Outrage over those practices led to multibillion-dollar settlements and a series of new rules aimed at changing the way servicers interact with borrowers. But a report released Wednesday by the CFPB shows that many companies have not cleaned up their acts.
Examiners at the bureau found that mortgage servicers, which collect loan payments and handle loan modifications and foreclosures, engage in sloppy payment processing that can result in extra fees for homeowners.
They also uncovered instances in which servicers failed to tell homeowners that their loans were transferred to another company or gave consumers conflicting information on the process for reworking the terms of their mortgage.
The CFPB also discovered that many non-bank servicing firms, which previously were not subject to state or federal examinations, lacked “robust” systems for compliance management. That means these firms have no formal procedures for addressing consumer complaints or ensuring quality control.

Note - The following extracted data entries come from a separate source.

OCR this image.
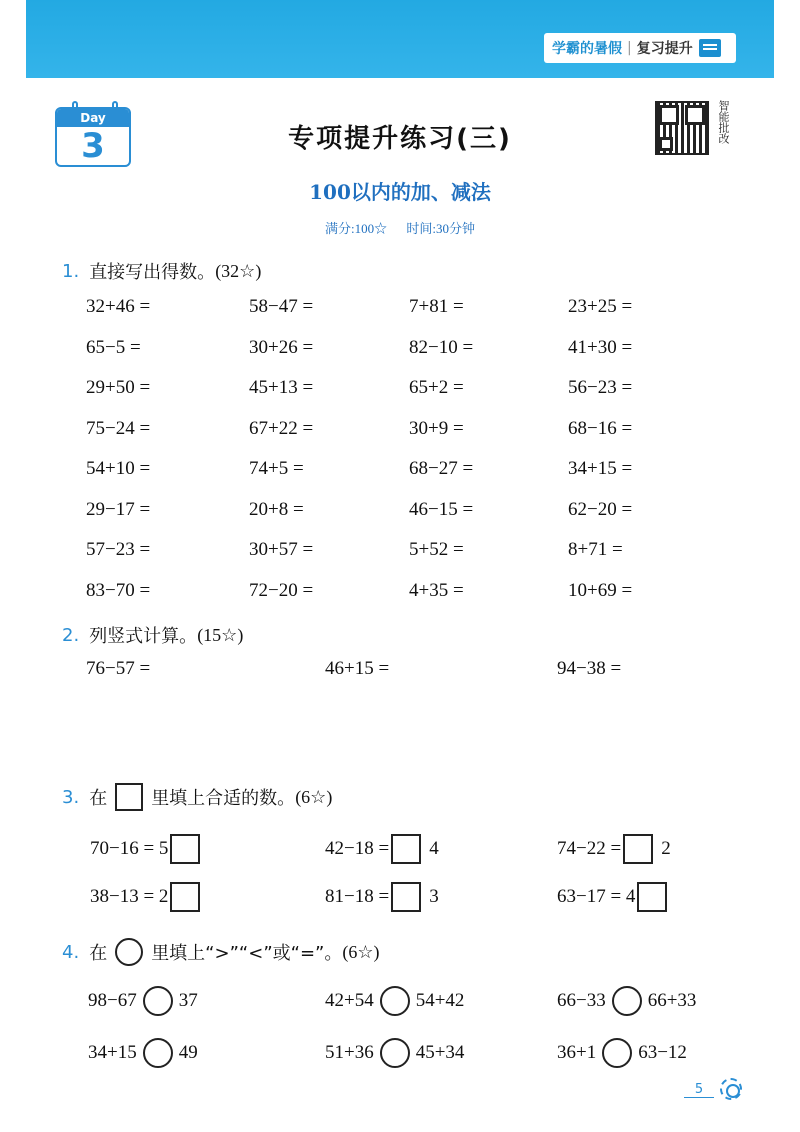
学霸的暑假 | 复习提升
Day
3	专项提升练习(三)
100以内的加、减法
满分:100☆ 时间:30分钟
智能批改
1. 直接写出得数。 (32☆)
32+46 =	58−47 =	7+81 =	23+25 =
65−5 =	30+26 =	82−10 =	41+30 =
29+50 =	45+13 =	65+2 =	56−23 =
75−24 =	67+22 =	30+9 =	68−16 =
54+10 =	74+5 =	68−27 =	34+15 =
29−17 =	20+8 =	46−15 =	62−20 =
57−23 =	30+57 =	5+52 =	8+71 =
83−70 =	72−20 =	4+35 =	10+69 =
2. 列竖式计算。 (15☆)
76−57 =	46+15 =	94−38 =
3. 在 里填上合适的数。 (6☆)
70−16 = 5	42−18 = 4	74−22 = 2
38−13 = 2	81−18 = 3	63−17 = 4
4. 在 里填上“>”“<”或“=”。 (6☆)
98−67 37	42+54 54+42	66−33 66+33
34+15 49	51+36 45+34	36+1 63−12
5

Bureau officials would not disclose the number of servicers it reviewed or their names, citing confidentiality rules, but said the report is based on examinations of a range of companies of various sizes across the country. Exams were conducted between November and June.
The bureau said examiners alerted servicers to their findings and offered remedial measures, such as making sure documents were filed appropriately. But in some instances, examiners referred cases for investigation, which could lead to enforcement actions, including fines.
Although the CFPB has not taken any action against mortgage servicers to date, the largest players in the industry have been subject to multibillion-dollar settlements with federal and state authorities.
The most prominent called for banks, including Wells Fargo and Citigroup, to pay $25 billion to compensate foreclosure victims and help to lower monthly loan payments for struggling borrowers. Millions of homeowners have been helped, but the court-
appointed monitor of the settlement said banks have dragged their feet in the process.
Indeed, the miscommunication, delays and botched paperwork the monitor unearthed mirror the findings of the consumer bureau and complaints of housing advocates.
“A lot of homeowners feel they are not getting the kind of response they need and deserve from their servicers to be able to stay in their homes,” said lawyer Norma P. Garcia, who manages Consumers Union’s Financial Services Program.
The mortgage-servicing industry is dominated by Wells Fargo, JPMorgan Chase and Bank of America, which account for roughly 40 percent of the industry, according to an analysis by Inside Mortgage Finance. The trade paper pegs the outstanding mortgage-servicing debt about $9.8 trillion.
In the wake of the housing meltdown, many servicers did not have the infrastructure in place to comprehensively manage the volume of cases they faced, said Guy D. Cecala, publisher of Inside Mortgage Finance.
“Nobody was set up to have a 24-7 call center to really help borrowers,” he said. “When they were forced to do that, they hired temporary staff to meet the demand, and there were a lot of problems.”
At the start of the year, the CFPB issued new mortgage servicing standards to provide greater transparency for homeowners who want to know where their money is going and when they will be charged fees. The rules, which take effect in January 2014, call on servicers to provide homeowners with easy access to information about their loans, among other things.
“It will be much more instructive to look at performance against those standards after the implementation deadline and once servicers have had the opportunity to complete the massive amount of change management that the new standards require,” said David Stevens, chief executive of the Mortgage Bankers Association.